Context on Kerry
On Friday, Reason's Brian Doherty reported on the Drudge bombshell that John F. Kenn--er. Kerry-- had talked about dismantling the Dept. of Agriculture. Doherty rightly asked for more context: While this charge doesn't rise to the level that surrounded Drudge's infamous, incorrect report on a certain former Clinton administration toadie and domestic violence, on the face of it, it seems unlikely.
(It's partly a testament to Kerry's complete lack of identity--even after 1,000 years in the Senate--that nobody really knows what the hell the guy is about, other than having touched the hem of JFK's garment as a boy, getting shot in Vietnam, and marrying the massively rich widow of a dead senator cum ketchup heir. Indeed, Kerry's bizarre series of tough-guy stunts--e.g. riding a Harley on The Tonight Show--is a nearly open admission that the guy is a cipher who is desperate to create a public persona; I half expect him to bend iron bars and explode a hot water bottle with lung power during the Iowa caucuses).

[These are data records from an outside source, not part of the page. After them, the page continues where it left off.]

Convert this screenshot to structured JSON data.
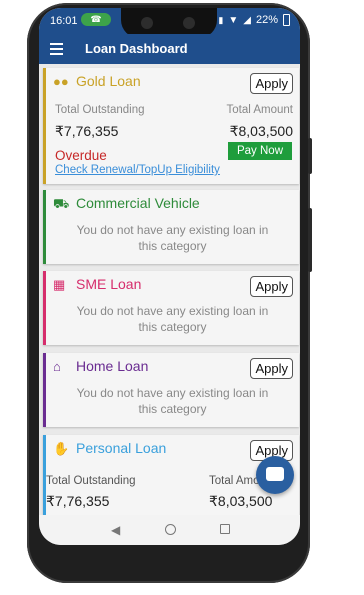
{
  "status": {
    "time": "16:01",
    "call_icon": "phone-icon",
    "battery": "22%"
  },
  "appbar": {
    "title": "Loan Dashboard"
  },
  "cards": {
    "gold": {
      "title": "Gold Loan",
      "apply": "Apply",
      "color": "#c9a227",
      "outstanding_label": "Total Outstanding",
      "outstanding": "₹7,76,355",
      "amount_label": "Total Amount",
      "amount": "₹8,03,500",
      "overdue": "Overdue",
      "paynow": "Pay Now",
      "link": "Check Renewal/TopUp Eligibility"
    },
    "commercial": {
      "title": "Commercial Vehicle",
      "color": "#2e8b3a",
      "empty": "You do not have any existing loan in this category"
    },
    "sme": {
      "title": "SME Loan",
      "apply": "Apply",
      "color": "#d62d6c",
      "empty": "You do not have any existing loan in this category"
    },
    "home": {
      "title": "Home Loan",
      "apply": "Apply",
      "color": "#6a2c91",
      "empty": "You do not have any existing loan in this category"
    },
    "personal": {
      "title": "Personal Loan",
      "apply": "Apply",
      "color": "#3aa0dc",
      "outstanding_label": "Total Outstanding",
      "outstanding": "₹7,76,355",
      "amount_label": "Total Amount",
      "amount": "₹8,03,500"
    }
  }
}
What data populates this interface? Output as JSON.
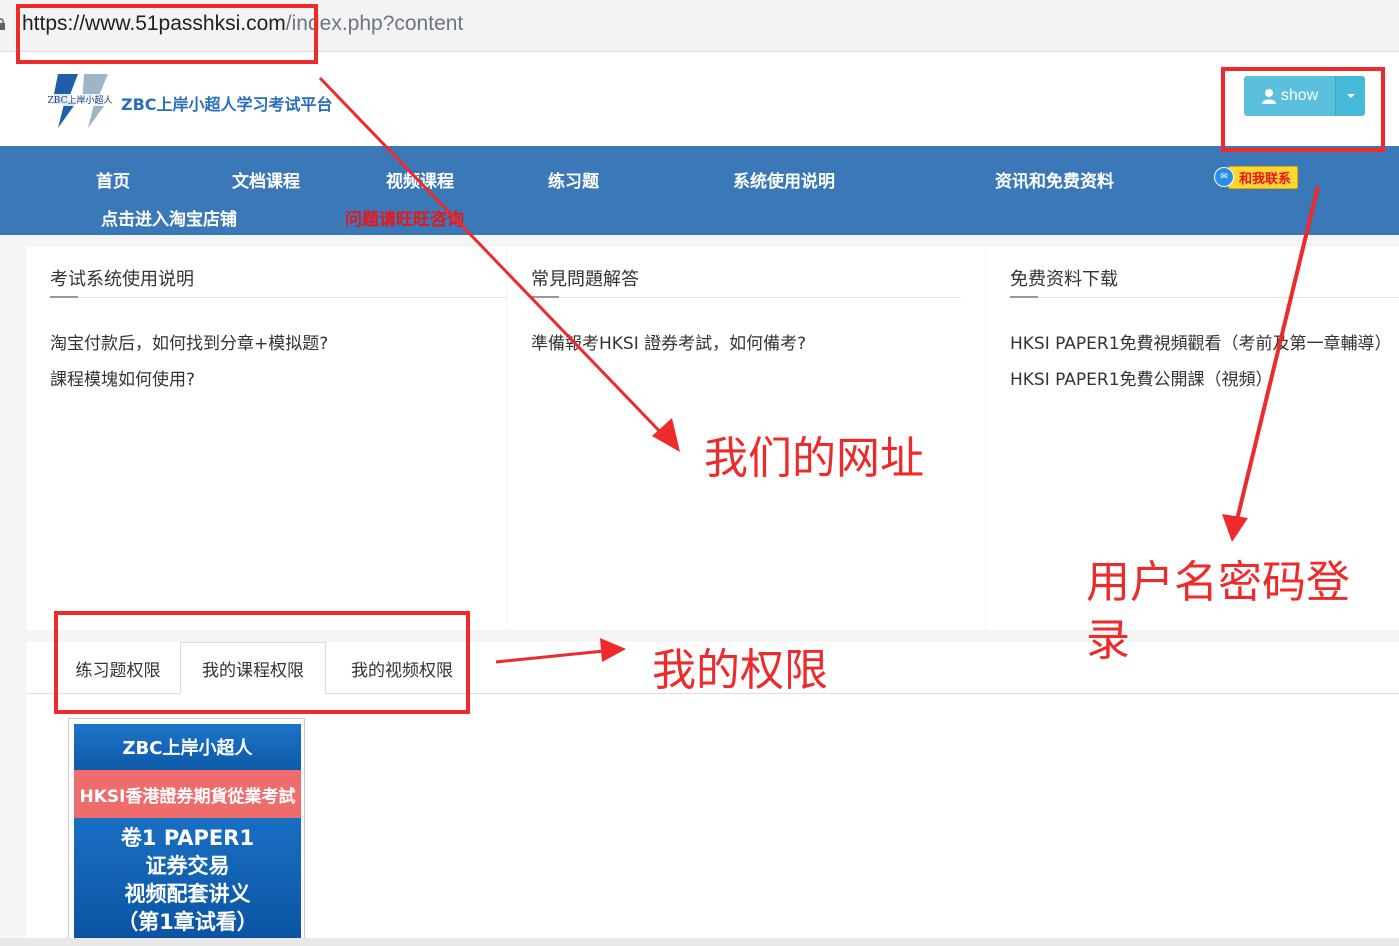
{
  "address_bar": {
    "url_host": "https://www.51passhksi.com",
    "url_path": "/index.php?content"
  },
  "header": {
    "site_name": "ZBC上岸小超人学习考试平台",
    "logo_text": "ZBC上岸小超人",
    "user_button_label": "show"
  },
  "nav": {
    "items": [
      "首页",
      "文档课程",
      "视频课程",
      "练习题",
      "系统使用说明",
      "资讯和免费资料"
    ],
    "contact_label": "和我联系",
    "taobao_label": "点击进入淘宝店铺",
    "ask_label": "问题请旺旺咨询"
  },
  "panels": [
    {
      "title": "考试系统使用说明",
      "links": [
        "淘宝付款后，如何找到分章+模拟题?",
        "課程模塊如何使用?"
      ]
    },
    {
      "title": "常見問題解答",
      "links": [
        "準備報考HKSI 證券考試，如何備考?"
      ]
    },
    {
      "title": "免费资料下载",
      "links": [
        "HKSI PAPER1免費視頻觀看（考前及第一章輔導）",
        "HKSI PAPER1免費公開課（視頻）"
      ]
    }
  ],
  "tabs": {
    "items": [
      "练习题权限",
      "我的课程权限",
      "我的视频权限"
    ],
    "active_index": 1
  },
  "cover": {
    "line1": "ZBC上岸小超人",
    "line2": "HKSI香港證券期貨從業考試",
    "line3": "卷1 PAPER1",
    "line4": "证券交易",
    "line5": "视频配套讲义",
    "line6": "（第1章试看）"
  },
  "annotations": {
    "url_note": "我们的网址",
    "login_note_line1": "用户名密码登",
    "login_note_line2": "录",
    "permission_note": "我的权限"
  },
  "colors": {
    "nav_bg": "#3a78b8",
    "annotation_red": "#ee2a2a",
    "user_button": "#5bc0de"
  }
}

In any case, here's the context for Kerry's rather good suggestions, courtesy of Newsday. His comments are actually much more interesting than you'd think, calling for an end to Energy and Agriculture, and a consolidation of Education and Labor.
"I think we can reduce the size of Washington," the Massachusetts senator said in a 1996 interview with the Worcester Telegram & Gazette. "Get rid of the Energy Department. Get rid of the Agriculture Department, or at least render it three-quarters the size it is today; there are more agriculture bureaucrats than there are farmers in this country. We can probably meld the Labor and Education departments because the job of both is so symbiotic today."
Whole thing here.
Then again, the only part of the Newsday story worth reading is the response from the Kerry campaign:
"John Kerry takes a back seat to no one to protecting America's farmers," [a Kerry spokesperson] said. "In fact, he has stood side by side with Tom Harkin in the U.S. Senate to protect family farms."
And, we can assume, that teachers, union leaders, and energy types are also safely in the front seat with Candidate Kerry.